A low-tech but highly effective tool developed by the Care Transitions team-the Personal Health Record- helps patients track prescriptions and instructions from their different doctors and other health care providers. By bringing the record to each visit, patients can keep their different doctors informed and reduce the risk of rehospitalization or medication errors. The transition coach visits the patient for the first time just prior to discharge from the hospital and then makes a home visit a few days later. During this home visit, the coach reviews all of the medications the patient is taking. If errors are detected or if the regimen is confusing or impractical, the coach helps the patient and family caregiver to communicate their questions and concerns to the relevant health care provider.

The coach also educates the patient about warning signs (red flags) that the patient's condition may be worsening and helps him or her to understand when to call the physician or other health care provider.

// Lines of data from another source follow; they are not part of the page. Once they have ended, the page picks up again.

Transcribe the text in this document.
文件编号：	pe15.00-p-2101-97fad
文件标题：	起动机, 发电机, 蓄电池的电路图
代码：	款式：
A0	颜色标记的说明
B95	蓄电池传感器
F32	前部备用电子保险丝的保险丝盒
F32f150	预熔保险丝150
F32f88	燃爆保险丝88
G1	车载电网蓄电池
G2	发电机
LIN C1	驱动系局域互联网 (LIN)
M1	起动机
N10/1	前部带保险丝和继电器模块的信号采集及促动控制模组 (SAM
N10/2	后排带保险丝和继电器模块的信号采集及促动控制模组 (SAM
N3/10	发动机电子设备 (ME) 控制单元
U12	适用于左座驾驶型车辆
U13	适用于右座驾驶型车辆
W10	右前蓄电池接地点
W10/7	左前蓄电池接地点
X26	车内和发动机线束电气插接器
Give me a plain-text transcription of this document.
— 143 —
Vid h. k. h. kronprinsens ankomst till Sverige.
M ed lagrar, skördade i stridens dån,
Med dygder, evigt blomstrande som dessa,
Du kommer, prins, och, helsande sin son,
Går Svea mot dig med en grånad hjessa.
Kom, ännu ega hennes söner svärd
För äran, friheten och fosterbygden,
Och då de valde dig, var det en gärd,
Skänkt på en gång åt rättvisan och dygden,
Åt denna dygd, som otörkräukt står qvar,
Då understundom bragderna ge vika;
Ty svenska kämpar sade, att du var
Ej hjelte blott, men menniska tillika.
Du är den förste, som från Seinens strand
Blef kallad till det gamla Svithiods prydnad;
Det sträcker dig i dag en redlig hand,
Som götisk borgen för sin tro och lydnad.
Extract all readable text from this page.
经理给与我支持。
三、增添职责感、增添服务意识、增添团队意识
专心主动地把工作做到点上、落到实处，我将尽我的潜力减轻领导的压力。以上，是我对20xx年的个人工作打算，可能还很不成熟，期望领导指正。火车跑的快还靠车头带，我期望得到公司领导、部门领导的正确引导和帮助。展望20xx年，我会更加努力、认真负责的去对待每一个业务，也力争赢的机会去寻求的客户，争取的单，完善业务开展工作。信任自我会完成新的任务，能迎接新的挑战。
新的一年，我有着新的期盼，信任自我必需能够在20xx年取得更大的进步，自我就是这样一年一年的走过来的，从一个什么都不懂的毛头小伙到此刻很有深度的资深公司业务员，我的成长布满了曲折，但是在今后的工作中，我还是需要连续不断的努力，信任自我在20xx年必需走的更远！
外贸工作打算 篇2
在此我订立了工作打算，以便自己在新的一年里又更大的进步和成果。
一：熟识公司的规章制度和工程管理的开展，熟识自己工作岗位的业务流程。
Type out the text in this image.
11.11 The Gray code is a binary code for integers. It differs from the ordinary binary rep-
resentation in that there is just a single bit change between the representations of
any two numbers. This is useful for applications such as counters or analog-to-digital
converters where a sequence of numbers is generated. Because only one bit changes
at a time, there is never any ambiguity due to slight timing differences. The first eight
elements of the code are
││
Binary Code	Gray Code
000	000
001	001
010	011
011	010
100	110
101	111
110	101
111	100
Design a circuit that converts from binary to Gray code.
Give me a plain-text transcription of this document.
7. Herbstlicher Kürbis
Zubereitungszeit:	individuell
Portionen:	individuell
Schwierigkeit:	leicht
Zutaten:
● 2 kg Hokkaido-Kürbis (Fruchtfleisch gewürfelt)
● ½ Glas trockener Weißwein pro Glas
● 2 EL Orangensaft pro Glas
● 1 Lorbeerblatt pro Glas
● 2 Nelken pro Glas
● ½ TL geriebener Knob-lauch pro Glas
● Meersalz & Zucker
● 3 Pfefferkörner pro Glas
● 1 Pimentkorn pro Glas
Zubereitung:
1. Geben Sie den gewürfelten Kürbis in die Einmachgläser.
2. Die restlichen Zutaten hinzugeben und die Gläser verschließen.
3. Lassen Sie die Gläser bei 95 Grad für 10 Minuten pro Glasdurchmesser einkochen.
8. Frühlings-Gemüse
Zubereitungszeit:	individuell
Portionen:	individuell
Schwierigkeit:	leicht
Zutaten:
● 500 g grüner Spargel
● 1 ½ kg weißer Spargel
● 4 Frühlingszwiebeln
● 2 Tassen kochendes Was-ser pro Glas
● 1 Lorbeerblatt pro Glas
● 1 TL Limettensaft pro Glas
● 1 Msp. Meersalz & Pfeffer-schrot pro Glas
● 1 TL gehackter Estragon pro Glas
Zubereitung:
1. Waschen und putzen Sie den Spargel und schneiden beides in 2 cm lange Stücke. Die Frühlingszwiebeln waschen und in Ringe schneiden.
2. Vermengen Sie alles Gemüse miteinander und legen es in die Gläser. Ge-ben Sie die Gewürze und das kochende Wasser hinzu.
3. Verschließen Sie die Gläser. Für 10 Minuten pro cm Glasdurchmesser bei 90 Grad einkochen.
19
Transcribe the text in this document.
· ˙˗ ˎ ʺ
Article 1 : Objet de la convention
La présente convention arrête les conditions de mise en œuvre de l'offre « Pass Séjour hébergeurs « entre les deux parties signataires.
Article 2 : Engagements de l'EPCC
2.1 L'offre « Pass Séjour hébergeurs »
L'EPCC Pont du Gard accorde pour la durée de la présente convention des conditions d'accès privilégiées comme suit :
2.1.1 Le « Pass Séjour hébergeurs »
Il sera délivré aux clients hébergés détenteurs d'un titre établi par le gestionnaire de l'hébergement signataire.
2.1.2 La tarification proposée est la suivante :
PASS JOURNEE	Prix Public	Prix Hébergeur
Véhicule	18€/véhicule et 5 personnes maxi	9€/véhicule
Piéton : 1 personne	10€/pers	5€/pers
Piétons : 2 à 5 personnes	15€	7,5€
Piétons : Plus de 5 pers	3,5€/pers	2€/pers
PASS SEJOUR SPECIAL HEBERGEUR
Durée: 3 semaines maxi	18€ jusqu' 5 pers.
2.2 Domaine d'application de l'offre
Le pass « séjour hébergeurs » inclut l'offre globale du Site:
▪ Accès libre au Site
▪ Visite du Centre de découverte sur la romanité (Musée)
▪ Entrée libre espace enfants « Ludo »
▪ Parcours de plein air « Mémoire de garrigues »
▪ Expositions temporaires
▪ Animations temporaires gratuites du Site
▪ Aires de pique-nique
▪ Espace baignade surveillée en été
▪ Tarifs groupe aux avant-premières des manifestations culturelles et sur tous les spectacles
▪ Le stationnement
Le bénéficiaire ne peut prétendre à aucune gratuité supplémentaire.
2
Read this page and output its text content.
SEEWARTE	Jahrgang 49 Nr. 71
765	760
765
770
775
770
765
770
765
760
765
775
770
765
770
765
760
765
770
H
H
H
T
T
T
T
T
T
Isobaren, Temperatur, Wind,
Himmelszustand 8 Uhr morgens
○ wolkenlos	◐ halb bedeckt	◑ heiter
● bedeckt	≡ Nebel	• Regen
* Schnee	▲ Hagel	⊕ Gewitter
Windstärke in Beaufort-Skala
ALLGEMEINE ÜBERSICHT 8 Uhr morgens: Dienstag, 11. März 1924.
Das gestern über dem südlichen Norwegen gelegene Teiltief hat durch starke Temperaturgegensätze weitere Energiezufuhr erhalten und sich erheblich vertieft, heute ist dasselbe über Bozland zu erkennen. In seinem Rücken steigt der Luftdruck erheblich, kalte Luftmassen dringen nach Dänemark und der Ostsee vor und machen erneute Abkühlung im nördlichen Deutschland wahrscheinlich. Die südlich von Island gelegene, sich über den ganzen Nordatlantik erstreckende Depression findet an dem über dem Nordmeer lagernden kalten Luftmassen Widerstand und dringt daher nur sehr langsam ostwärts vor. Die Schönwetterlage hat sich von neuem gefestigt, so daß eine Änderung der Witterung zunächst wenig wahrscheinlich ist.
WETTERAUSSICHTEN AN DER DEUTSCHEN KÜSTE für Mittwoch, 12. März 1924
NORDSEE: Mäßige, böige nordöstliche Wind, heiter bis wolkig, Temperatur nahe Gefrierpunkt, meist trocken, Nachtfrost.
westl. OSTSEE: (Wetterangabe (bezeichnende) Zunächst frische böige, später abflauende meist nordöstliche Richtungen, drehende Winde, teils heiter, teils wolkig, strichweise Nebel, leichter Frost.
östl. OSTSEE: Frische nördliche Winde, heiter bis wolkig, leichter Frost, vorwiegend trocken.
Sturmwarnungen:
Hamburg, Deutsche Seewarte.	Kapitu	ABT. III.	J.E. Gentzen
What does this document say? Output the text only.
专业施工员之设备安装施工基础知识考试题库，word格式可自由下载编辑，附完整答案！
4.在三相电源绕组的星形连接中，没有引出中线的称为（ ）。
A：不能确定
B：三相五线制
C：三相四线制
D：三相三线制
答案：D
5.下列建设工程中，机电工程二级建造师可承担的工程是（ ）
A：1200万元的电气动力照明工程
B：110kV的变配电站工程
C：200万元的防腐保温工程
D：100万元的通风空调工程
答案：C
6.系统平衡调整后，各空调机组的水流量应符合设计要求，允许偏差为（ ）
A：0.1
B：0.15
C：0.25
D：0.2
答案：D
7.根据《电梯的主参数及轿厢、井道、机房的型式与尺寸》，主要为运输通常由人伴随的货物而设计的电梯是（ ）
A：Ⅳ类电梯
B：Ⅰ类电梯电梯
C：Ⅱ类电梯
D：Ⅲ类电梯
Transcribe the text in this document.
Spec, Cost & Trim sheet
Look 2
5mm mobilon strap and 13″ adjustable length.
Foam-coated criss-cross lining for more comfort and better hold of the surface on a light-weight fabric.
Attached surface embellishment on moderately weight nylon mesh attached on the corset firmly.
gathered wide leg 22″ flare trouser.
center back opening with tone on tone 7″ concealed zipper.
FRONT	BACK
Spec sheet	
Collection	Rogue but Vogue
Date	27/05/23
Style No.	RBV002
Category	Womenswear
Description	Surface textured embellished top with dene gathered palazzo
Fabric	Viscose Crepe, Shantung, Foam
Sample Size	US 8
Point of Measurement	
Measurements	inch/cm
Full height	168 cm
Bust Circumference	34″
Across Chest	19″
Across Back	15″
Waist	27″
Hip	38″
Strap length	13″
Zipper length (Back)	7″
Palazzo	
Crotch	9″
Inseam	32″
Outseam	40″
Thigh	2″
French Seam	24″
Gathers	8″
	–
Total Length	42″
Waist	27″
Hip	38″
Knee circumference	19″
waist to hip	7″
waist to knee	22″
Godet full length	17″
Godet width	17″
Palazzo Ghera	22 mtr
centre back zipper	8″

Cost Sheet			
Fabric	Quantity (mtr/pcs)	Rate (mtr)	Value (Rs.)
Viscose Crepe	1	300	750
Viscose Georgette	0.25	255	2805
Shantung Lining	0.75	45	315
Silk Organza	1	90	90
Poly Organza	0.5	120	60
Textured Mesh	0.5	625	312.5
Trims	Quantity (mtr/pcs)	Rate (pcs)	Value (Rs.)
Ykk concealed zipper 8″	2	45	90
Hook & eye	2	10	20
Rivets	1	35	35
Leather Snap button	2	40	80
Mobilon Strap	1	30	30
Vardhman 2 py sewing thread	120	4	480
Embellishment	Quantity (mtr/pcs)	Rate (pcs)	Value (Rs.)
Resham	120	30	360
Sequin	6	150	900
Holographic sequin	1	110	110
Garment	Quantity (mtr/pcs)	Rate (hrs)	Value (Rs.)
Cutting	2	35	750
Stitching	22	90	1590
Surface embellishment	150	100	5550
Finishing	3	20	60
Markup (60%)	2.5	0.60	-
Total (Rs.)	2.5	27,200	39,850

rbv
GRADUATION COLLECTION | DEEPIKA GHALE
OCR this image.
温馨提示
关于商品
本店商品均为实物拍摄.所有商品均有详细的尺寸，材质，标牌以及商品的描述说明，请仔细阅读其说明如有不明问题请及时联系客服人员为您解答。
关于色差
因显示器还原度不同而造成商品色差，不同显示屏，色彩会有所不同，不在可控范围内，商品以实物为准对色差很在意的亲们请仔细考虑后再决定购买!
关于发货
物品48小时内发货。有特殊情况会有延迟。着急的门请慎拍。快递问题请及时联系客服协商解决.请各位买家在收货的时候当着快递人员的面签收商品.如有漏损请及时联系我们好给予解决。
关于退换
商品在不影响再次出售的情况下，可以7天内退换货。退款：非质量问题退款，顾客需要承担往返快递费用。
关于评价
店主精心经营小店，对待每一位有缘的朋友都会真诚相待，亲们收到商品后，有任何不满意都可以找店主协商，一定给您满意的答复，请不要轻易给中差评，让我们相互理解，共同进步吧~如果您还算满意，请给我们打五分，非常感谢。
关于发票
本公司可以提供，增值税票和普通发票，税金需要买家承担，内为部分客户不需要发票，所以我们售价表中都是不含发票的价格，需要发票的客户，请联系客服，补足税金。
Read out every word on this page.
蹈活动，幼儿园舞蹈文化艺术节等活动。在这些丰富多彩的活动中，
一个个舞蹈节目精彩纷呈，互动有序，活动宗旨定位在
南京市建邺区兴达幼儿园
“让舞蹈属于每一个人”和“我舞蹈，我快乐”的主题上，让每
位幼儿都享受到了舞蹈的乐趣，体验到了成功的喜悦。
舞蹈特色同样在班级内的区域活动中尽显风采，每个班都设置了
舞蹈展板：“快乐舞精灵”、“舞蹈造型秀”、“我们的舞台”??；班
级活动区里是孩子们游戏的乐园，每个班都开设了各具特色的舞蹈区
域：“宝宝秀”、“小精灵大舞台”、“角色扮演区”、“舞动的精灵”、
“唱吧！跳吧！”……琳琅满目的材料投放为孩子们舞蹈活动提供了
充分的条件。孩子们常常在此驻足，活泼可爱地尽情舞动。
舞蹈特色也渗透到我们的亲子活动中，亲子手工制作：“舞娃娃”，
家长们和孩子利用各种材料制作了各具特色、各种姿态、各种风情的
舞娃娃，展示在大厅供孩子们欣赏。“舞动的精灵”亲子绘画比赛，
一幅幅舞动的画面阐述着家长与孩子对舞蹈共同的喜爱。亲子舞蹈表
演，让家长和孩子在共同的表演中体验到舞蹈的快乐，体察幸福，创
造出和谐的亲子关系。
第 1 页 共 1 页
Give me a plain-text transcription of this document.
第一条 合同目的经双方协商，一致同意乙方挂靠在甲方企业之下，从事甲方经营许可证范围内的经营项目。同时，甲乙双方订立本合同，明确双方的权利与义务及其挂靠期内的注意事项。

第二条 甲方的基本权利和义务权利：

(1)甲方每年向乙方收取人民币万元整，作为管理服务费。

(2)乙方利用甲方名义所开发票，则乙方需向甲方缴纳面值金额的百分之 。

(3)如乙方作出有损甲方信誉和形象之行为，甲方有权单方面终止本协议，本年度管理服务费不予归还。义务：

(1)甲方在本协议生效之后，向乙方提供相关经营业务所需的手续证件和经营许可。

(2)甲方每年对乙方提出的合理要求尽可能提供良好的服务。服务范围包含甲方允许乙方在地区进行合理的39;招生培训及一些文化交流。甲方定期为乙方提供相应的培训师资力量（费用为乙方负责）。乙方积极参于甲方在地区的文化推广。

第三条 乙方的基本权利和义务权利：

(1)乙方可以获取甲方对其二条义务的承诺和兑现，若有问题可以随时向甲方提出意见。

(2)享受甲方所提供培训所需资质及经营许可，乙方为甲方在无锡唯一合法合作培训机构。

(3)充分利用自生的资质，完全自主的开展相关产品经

If patients have particular questions or concerns about their care, if they've received conflicting instructions from different care providers, or if they simply need clarification about something, the coach supports them in communicating with their care providers.

The coach also instructs the patient in the use of the Personal Health Record, in which the patient records medicines and administration schedules, allergies, instructions from health care providers, red flags for his or her disease, and questions and concerns to discuss at future health care visits.

Structured visits and phone calls by the coach promote safe transitions during the critical first month at home following a hospitalization. The patient is encouraged to call the coach at any time with questions.

For patients discharged from the hospital to a skilled nursing facility, once weekly the coach visits the skilled nursing facility until the patient returns home.

"Patients really have a chance to regain their independence through this program," says Kathryn Botinelli, Transitions Coach, Centura Home Health, Denver, Colorado. She has witnessed the change in patients from being confused and overwhelmed to feeling confident and being active participants in their own healing. "The program, and particularly the Personal Health Record, helps them to feel that they can talk to the doctor instead of just being talked at by the doctor," she says.

While the Care Transitions program lasts for just one month, the impact has been shown to be more long-lasting. The patients who participate in the program have complex chronic illnesses and therefore are at high risk for repeat hospitalizations. They use the self-management skills learned during the program in subsequent episodes of care transitions.